A similar analysis was conducted for the 2°C target, with the earliest exceedance date being 2034 for the SSP5–8.5 scenario. Median estimates for all scenarios ranged from 2043 to 2052. The ranges of model estimates for the exceedance date were greater for the 2°C target as there is a larger gap between current observed global warming and the target that introduces more variability into the modeling process.
It’s important to keep in mind that because the global temperature is a noisy signal that is subject to some natural variability in addition to anthropogenic global warming, the global temperature might exceed the 1.5°C or 2°C targets one year and then drop back down the next year. For example, when 390 ppm CO₂ was exceeded in 2011, the average global temperature anomaly reached 0.9°C, then dropped below 0.9°C and went back up. In addition, there is a time lag of a decade or more between a pulse of emissions and the maximum global warming caused by those emissions.

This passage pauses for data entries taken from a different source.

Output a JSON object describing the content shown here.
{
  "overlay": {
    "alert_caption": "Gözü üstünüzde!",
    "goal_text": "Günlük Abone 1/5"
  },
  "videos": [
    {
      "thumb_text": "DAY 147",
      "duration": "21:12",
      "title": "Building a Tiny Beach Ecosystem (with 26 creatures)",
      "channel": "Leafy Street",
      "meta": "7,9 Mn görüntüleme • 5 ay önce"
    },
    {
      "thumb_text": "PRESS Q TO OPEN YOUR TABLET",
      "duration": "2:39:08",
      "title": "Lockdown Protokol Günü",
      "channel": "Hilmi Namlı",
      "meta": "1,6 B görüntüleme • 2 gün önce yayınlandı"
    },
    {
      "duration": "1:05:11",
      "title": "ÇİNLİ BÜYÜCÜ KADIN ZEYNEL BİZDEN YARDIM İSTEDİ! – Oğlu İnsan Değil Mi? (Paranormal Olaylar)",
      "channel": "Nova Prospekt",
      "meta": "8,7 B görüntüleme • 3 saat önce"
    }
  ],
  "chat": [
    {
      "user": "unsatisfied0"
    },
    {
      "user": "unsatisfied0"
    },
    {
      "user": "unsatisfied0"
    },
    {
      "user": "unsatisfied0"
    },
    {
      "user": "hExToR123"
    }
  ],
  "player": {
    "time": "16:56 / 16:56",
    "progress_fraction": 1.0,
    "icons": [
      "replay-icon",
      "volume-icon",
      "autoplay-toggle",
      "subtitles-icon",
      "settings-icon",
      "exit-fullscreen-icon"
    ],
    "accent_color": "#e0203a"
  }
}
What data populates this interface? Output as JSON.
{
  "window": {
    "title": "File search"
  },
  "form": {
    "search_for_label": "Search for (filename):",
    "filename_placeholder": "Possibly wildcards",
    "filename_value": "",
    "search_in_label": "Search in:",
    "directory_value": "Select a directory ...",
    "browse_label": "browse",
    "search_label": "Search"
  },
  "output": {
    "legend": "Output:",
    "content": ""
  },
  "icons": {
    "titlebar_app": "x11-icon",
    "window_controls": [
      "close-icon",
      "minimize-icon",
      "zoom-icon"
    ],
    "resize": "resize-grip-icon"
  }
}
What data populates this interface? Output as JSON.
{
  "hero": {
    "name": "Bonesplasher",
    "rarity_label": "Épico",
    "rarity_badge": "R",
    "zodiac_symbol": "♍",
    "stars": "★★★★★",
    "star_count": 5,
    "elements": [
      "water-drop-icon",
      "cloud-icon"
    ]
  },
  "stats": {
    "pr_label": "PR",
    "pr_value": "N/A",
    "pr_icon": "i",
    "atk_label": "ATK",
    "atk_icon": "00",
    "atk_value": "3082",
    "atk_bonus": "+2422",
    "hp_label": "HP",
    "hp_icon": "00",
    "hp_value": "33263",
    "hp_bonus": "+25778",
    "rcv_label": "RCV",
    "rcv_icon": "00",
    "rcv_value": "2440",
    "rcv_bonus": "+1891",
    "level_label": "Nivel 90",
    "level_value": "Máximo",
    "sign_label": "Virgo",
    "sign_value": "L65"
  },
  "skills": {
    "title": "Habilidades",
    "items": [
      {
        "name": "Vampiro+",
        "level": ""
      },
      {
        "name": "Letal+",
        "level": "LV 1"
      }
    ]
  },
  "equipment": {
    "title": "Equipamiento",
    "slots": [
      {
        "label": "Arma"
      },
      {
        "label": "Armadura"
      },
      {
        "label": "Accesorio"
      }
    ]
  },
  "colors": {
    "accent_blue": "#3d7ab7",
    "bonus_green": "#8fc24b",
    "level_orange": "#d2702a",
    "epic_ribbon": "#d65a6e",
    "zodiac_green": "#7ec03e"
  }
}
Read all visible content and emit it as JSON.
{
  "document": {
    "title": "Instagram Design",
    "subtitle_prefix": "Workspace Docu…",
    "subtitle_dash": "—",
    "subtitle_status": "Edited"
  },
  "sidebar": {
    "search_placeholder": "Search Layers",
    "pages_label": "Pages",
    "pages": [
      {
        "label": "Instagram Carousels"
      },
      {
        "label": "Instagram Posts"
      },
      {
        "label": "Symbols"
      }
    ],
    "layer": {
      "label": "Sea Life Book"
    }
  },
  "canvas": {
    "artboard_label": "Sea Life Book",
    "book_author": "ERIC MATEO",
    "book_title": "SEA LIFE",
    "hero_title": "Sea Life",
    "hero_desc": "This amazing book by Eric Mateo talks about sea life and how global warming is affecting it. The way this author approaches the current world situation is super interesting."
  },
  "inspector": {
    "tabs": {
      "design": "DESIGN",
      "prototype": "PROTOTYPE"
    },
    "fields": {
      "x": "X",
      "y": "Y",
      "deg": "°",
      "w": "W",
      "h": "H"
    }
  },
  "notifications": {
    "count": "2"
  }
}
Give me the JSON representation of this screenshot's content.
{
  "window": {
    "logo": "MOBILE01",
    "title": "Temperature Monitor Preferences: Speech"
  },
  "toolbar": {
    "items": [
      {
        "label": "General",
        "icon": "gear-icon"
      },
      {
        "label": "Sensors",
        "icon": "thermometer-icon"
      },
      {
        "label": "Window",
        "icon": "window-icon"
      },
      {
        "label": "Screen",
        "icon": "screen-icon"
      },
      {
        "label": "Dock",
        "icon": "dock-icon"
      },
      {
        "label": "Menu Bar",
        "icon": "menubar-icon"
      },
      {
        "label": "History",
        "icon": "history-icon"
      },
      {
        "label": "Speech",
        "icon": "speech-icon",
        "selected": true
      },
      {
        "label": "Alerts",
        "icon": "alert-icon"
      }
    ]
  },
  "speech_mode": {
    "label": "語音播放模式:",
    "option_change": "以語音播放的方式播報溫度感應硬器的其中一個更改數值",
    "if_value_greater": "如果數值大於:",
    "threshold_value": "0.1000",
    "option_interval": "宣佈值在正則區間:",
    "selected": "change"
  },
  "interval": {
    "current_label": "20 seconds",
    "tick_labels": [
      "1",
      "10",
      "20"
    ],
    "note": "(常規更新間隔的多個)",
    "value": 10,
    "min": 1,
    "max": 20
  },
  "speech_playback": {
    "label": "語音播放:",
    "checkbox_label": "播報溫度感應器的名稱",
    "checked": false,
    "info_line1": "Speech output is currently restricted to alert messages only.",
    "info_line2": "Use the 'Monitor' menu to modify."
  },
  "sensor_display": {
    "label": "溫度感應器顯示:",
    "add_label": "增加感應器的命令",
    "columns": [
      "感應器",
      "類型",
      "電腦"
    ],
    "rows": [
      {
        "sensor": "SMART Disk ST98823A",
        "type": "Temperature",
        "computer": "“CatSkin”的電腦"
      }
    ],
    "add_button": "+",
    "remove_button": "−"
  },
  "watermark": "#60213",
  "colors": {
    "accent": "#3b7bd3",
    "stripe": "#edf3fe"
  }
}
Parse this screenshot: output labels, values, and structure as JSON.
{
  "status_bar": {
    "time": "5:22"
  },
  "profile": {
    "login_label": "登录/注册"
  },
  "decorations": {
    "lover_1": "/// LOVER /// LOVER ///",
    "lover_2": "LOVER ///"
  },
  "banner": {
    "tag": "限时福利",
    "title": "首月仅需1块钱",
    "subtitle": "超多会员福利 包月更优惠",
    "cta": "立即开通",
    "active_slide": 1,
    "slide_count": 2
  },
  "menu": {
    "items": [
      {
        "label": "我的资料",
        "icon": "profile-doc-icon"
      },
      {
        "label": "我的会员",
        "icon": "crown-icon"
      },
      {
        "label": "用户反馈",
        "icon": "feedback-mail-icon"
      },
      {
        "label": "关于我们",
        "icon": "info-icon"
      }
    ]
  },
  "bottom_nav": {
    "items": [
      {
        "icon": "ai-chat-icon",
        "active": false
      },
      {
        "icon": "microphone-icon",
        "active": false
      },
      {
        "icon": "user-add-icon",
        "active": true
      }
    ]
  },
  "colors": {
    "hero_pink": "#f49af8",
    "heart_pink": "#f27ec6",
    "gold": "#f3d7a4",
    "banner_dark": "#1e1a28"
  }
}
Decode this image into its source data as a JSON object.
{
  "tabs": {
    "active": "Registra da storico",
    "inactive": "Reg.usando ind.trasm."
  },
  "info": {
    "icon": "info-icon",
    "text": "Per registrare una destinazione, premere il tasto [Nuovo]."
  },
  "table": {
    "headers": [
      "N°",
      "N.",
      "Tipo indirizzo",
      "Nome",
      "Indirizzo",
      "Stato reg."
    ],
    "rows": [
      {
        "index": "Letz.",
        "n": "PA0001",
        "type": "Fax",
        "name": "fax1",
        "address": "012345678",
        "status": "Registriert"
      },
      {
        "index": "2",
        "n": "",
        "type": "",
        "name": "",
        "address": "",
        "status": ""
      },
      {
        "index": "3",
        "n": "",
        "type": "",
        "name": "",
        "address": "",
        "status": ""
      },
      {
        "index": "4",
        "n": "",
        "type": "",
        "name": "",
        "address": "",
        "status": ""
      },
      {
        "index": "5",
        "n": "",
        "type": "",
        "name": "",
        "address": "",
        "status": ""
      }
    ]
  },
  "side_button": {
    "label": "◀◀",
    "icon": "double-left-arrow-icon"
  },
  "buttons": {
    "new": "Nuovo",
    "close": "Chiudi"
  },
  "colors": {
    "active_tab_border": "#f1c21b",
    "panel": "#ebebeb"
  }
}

This is why using a multi-year average for determining when a particular target is exceeded is important. If we see that over the course of 5 years, the average global temperature anomaly is above 1.5°C, then it’d probably be safe to say the target has been exceeded. However, there is still no agreed-upon approach for determining this multi-year average.
As noted in IPCC’s Special Report: Global Warming of 1.5°C, the climate risks associated with 1.5°C and 2°C of warming are significant. For example, global sea level is expected to be 0.1 meters (3.9 inches) lower by 2100 for warming of 1.5°C compared to 2°C, which may not seem like much but has important implications for coastal cities in terms of climate adaptation.
Yet, we are not on track to keep global warming below either of these targets meaning the climate risks of continued inaction and inadequate policies are even greater than the ones noted in the IPCC report. Hausfather’s analysis now provides us with a range of potential exceedance dates for these two targets — and the fact that 1.5°C could be exceeded in six years (although unlikely) should be cause for concern.
The longer we continue to treat climate change as a long-term threat, the more it’ll sneak up on us with devastating consequences. If we want to have any chance of a sustainable future, then the time to act is now.